Une expérience aux antipodes

Élection Québec 2012


CLAUDE BÉLAND
L'auteur a été président de la Société d'implantation du CHUM et président du Mouvement Desjardins. Il réagit à l'opinion de Gaétan Frigon, intitulée [« Une option valable»->50306], qui a été publiée samedi dernier.
Dans son texte, l'ancien PDG de la SAQ rappelle que les qualités de chef ainsi que de l'équipe d'un parti prennent une importante considérable dans le contexte d'élections générales et que dans ses fonctions de PDG, il a eu à se rapporter à deux ministres, soit François Legault et à Pauline Marois, lesquels étaient, dit-il, des politiciens aux antipodes. Il en conclut, en donnant des exemples, que «d'une part, avec Pauline Marois, tout était clair, net et précis. (...) D'autre part, avec François Legault, c'était le contraire.»
En tant que PDG de la Société d'implantation du centre hospitalier de l'Université de Montréal (SICHUM), j'ai vécu la même situation. J'ai eu à me rapporter successivement à trois ministres: Pauline Marois, Rémy Trudel et François Legault. Mme Marois a occupé le poste pendant toute la période de la mise en place de la SICHUM et de la définition du contenu et du contenant de cet important projet.
Avec Pauline Marois, et aussi, pendant quelques mois par la suite avec Rémy Trudel, tout était clair, net et précis, alors qu'en me rapportant à François Legault, nommé ministre de la Santé en 2002, ce fut tout le contraire.

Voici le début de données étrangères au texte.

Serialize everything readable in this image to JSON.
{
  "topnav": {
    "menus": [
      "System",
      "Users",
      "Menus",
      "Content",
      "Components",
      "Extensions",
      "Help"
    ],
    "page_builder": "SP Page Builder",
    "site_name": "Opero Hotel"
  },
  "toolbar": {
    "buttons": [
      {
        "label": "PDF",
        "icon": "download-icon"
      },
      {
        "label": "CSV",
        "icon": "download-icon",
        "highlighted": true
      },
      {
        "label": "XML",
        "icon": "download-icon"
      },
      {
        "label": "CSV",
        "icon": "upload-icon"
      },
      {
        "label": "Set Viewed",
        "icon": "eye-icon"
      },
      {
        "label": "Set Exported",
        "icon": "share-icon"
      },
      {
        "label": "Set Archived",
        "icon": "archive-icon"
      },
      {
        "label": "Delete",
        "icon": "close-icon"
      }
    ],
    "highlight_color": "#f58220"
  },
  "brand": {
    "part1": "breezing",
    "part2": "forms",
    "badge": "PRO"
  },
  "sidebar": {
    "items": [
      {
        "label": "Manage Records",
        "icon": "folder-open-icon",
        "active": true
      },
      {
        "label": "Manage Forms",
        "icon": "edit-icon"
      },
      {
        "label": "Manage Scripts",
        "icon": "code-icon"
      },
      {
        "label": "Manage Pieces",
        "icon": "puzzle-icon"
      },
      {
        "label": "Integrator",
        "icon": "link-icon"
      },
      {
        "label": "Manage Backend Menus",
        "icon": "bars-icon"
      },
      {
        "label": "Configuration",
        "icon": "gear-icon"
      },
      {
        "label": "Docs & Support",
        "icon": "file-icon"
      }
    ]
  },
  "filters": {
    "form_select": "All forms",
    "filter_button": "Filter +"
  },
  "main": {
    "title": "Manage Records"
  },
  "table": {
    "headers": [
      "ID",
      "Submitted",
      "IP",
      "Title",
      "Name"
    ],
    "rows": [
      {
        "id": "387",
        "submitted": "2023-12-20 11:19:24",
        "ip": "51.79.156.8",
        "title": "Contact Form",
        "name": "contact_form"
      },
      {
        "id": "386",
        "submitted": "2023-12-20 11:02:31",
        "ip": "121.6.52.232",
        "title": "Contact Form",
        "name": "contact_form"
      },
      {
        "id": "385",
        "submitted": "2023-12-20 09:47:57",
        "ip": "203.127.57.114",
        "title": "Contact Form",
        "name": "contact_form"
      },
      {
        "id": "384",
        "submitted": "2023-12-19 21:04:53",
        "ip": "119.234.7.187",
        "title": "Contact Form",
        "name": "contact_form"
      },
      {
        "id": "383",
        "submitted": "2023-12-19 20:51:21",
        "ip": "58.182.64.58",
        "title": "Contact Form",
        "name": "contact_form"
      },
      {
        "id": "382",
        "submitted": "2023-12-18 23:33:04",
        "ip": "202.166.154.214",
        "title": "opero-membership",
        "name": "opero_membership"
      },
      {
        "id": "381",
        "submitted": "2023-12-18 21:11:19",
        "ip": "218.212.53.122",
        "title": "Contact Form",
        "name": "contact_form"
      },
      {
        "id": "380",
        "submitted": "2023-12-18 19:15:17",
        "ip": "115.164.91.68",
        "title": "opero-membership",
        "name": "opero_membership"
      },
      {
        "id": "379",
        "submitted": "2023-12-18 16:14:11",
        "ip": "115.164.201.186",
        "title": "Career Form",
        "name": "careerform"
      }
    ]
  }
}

Et je ne suis pas le seul le dire. L'ex-recteur de l'Université de Montréal, Robert Lacroix, et le sociologue Louis Maheu le confirment dans leur livre écrit en 2010 et intitulé Le CHUM, une tragédie québécoise (Éditions du Boréal, 2010). Ils écrivent, référant à la période de la mise en place et de la définition du projet: «Les objectifs étaient clairement énoncés; grâce au travail de l'équipe et à son leadership, les travaux évoluèrent très bien au cours de l'année 2001. Le partenariat CHUM-Université de Montréal n'avait jamais été aussi explicite et efficace que durant cette première phase des travaux de la SICHUM.»
Effectivement, grâce aux orientations claires, nettes et précises de la ministre Pauline Marois, l'équipe de la SICHUM a réussi à respecter ses échéanciers. Nous savions déjà que nous pourrions, si le même enthousiasme était maintenu, construire le nouvel hôpital dans les délais prescrits.
Mais, en 2002, François Legault est nommé ministre de la Santé. Un ministre délégué (non élu) David Levine est aussi nommé. Plus moyen d'obtenir des directives précises. «En clair, écrivent MM. Lacroix et Maheu, on jouait un peu à l'apprenti sorcier avec un projet de société de grande envergure. Heureusement, la période Levine ne dura que 139 jours puisque candidat à l'élection partielle du 17 juin 2002, il fut battu et dut quitter le gouvernement. (...) Pour sa part, François Legault, répondait de moins en moins aux appels de Claude Béland, lequel s'impatientait, comme l'ensemble de son conseil d'administration, de l'absence de réponse du gouvernement sur le plan directeur clinique déjà déposé.»
Alors que depuis l'an 2000, au moment de la création de la SICHUM, tout avait toujours été clair, net et précis, appuyé par un suivi rigoureux de la ministre Marois, voilà que je me retrouvais, comme le dit M. Frigon, devant un ministre aux antipodes de Mme Marois.
Oui, j'ai démissionné en l'absence de leadership de M. Legault et de son délégué. M. Frigon a raison: les qualités d'un chef sont importantes. Mais un bon chef n'est pas seulement celui qui est habile à compter, à calculer, à aligner des chiffres. Il faut aussi être habile à aligner des idées et des projets qui se réaliseront harmonieusement grâce à un leadership partagé.